YouTube: Yannic Kilcher
#6. Leo Isikdogan
Leo Isikdogan showcases and concise research topics into practical, real-world application. He covers topics on machine learning and computer vision. He also creates educational how-to machine learning tutorials.
Leo is a researcher at Intel, and he introduces his work in the channel. One that I like is the research on Eye Contact Correction using Deep Neural Networks. In his video, he explains that maintain eye contact during a call requires looking into the camera rather than the screen. His work is to correct the gaze, to improve the quality of video conferencing experience.
I love it when research has real-world application and impact.
This channel is also great for anyone starting on deep learning, so much to learn from. Check out the playlists in his channel, the deep learning crash course series and hands-on with TensorFlow coding sessions.
YouTube: Leo Isikdogan
Last by not least, Kaggle, Your Home for Data Science. It is the largest data science community. Users can find datasets and code within the Kaggle platform. They can publish notebooks to share codes, collaborate and learn from each other. There are competitions with cash prizes; competing is a great way to learn, and cash is definitely a great motivation to do well.
There are “how-tos” coding tutorials on deep learning, building dashboards, and data processing. They have live coding sessions on how to solve data science problems.
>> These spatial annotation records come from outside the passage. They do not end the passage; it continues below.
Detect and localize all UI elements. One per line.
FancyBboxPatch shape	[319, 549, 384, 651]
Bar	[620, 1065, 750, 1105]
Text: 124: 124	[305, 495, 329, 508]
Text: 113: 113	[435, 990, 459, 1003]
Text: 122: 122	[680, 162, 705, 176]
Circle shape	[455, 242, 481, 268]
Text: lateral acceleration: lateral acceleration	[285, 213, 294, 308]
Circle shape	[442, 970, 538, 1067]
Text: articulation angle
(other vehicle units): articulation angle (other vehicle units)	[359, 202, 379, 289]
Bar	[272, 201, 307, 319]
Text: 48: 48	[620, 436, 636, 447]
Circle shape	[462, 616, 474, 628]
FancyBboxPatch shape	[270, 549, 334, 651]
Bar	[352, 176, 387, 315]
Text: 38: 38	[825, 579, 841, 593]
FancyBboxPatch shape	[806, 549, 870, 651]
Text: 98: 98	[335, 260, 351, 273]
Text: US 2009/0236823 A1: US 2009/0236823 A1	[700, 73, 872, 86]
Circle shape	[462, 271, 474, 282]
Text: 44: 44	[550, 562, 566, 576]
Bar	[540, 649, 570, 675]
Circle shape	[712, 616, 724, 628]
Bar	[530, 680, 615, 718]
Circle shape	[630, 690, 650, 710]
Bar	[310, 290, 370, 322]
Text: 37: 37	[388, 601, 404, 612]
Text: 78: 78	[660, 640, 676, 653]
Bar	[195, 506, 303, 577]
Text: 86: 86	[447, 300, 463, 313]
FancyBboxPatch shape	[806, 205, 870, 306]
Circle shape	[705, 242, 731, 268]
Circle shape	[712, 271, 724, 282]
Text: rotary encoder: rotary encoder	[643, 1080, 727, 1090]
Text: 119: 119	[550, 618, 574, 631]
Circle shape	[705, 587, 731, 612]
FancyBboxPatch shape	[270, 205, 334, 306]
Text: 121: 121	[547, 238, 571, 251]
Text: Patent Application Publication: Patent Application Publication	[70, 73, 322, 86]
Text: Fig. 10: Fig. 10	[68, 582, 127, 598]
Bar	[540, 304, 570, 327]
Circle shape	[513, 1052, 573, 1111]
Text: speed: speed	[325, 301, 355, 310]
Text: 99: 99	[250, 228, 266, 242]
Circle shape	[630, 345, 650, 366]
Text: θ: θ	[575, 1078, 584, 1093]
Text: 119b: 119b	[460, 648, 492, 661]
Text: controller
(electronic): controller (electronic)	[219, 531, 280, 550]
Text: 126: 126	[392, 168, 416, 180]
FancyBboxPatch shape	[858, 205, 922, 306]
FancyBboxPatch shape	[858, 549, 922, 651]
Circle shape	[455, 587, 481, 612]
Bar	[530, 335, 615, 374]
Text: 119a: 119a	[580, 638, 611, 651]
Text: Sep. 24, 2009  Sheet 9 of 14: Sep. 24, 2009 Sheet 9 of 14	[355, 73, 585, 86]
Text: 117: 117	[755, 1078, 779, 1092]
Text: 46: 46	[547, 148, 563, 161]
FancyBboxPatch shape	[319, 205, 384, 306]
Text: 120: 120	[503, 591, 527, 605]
For updates on the latest NLP research, there is a playlist, Kaggle Reading Group. She reads and discusses NLP research papers. She will explain every single paragraph, diagrams, code, mathematics equations to you. If you are a new researcher or new to academic papers, watch these videos, and you will learn how to dissect papers.
There you go! I hope you will enjoy these channels. Let me (and other readers) know in the comments if you have channels to recommend.
I will end here with this quote by Roy Bennett.
There are five important things for living a successful and fulfilling life: never stop dreaming, never stop believing, never give up, never stop trying, and never stop learning.